Star turn | The U.S. Supreme Court opens its new term next week in a swirl of uncertainty, amid a new justice's politicized confirmation battle and a divisive presidential election the court may have to resolve. As Greg Stohr reports, the docket already is a meaty one, highlighted by a bid to overturn the Affordable Care Act, a high-stakes clash between religious and gay rights, and a battle stemming from Special Counsel Robert Mueller's investigation.

Amazon angst | President Jair Bolsonaro hit back against Biden's suggestion that Brazil could suffer economic consequences if it doesn't stop Amazon deforestation, calling it a "shame" and "a sign of contempt." Biden said in Tuesday's debate that, if elected, his administration would rejoin the Paris Agreement and rally wealthy nations to protect Brazil's rainforests as part of a greater effort to combat climate change.
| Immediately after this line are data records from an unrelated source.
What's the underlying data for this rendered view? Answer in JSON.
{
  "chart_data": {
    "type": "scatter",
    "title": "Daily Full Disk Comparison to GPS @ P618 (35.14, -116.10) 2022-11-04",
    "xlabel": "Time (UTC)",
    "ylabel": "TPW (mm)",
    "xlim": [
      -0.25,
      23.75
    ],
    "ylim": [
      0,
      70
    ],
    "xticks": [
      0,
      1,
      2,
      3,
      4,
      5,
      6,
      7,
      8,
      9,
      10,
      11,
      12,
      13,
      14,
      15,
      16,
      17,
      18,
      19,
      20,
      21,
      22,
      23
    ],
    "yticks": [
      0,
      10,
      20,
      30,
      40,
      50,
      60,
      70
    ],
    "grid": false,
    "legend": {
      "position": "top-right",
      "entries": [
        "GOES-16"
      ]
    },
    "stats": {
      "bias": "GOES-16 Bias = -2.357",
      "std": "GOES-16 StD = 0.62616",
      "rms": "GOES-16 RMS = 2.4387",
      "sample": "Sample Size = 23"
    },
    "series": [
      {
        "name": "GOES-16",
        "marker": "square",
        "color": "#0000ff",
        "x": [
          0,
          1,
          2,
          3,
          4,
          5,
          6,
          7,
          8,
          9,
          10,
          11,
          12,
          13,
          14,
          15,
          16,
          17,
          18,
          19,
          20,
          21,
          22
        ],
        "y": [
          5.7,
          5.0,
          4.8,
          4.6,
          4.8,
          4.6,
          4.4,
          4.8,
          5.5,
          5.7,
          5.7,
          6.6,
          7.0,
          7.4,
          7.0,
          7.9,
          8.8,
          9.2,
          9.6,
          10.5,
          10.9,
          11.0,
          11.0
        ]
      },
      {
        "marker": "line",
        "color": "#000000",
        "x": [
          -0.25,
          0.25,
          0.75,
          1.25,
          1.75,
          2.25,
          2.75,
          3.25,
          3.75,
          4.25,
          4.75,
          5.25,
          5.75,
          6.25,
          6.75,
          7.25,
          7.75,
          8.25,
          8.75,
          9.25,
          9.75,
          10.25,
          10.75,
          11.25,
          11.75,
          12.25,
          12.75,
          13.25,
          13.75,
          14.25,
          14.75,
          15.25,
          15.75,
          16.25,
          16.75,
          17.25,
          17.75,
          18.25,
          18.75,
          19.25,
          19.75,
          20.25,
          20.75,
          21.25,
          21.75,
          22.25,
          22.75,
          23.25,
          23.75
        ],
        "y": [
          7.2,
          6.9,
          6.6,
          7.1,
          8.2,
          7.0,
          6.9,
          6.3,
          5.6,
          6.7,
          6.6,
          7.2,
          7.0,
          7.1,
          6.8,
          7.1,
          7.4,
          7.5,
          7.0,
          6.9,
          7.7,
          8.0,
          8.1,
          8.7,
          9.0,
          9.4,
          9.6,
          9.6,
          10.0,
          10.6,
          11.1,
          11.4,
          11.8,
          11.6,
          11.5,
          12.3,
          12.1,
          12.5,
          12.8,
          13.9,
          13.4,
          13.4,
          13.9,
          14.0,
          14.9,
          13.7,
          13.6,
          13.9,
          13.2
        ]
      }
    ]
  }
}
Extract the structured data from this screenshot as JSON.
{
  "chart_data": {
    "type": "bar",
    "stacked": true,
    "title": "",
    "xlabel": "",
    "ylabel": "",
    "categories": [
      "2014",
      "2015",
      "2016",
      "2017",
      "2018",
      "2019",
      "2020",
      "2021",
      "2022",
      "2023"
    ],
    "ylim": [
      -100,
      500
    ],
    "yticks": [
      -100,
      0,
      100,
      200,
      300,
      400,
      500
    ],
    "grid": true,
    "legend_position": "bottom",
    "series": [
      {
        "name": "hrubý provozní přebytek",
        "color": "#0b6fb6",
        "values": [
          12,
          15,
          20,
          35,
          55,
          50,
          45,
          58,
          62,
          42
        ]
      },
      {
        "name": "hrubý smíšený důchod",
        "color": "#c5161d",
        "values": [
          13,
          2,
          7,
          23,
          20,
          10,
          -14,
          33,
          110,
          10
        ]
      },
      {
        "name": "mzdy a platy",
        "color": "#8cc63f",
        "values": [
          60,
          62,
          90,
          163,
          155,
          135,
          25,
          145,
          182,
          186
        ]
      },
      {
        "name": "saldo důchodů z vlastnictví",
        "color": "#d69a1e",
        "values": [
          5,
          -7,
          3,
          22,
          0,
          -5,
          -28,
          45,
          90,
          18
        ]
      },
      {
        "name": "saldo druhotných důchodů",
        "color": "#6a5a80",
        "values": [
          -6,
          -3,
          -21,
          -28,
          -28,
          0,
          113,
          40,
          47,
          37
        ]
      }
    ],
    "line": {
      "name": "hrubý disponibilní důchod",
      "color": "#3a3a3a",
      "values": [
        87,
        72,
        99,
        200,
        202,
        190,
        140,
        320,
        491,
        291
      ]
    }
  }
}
A burning area of Amazon rainforest in Brazil's Para state, on Aug. 16.

Photographer: Carl de Souza/AFP

Truce plea | Russian President Vladimir Putin and his French counterpart, Emmanuel Macron, urged Azerbaijan and Armenia to halt fighting and resume talks over the disputed Nagorno-Karabakh region during a phone call, according to a Kremlin statement. Azerbaijan has vowed to continue combat until Armenian forces leave the territory, while Armenia accuses Turkey of military involvement, something Ankara denies. Separately, EU leaders meet today to discuss tensions with Turkey in the eastern Mediterranean.

What to Watch

  • Efforts to strike bipartisan compromise on a U.S. pandemic relief package are inching forward, with Treasury Secretary Steven Mnuchin and House Speaker Nancy Pelosi set to resume discussions following their first in-person talks since August yesterday.
  • Tens of thousands of job cuts announced by blue-chip companies in a 24-hour period — including 28,000 at Walt Disney — are a warning sign for global recovery, coming ahead of two key reports forecast to show limited progress in the U.S. labor market.
  • Lithuanian-born Aivaras Abromavicius, who took Ukrainian citizenship to become a minister in 2014, is quitting a post there for the second time in less than five years with the same complaint: Politics is quashing efforts to fight corruption.
  • Sweden's minority government may be facing its worst crisis yet after talks between labor unions and employers' groups broke down today, with some lawmakers threatening a no-confidence motion against Prime Minister Stefan Lofven.

And finally ... Scientists have long deployed drones to do everything from counting caribou to collecting whale snot. Now the aircraft are helping to rescue animals as climate change takes an increasingly deadly toll on wildlife, Todd Woody reports. For the past year, a California videographer has chased climate catastrophes around the world, piloting drones with infrared cameras to help find survivors of increasingly intense hurricanes and firestorms. After he locates the animals, rescuers can move them to safety.

A dog left stranded among the ruins of Hurricane Dorian in the Bahamas in 2019.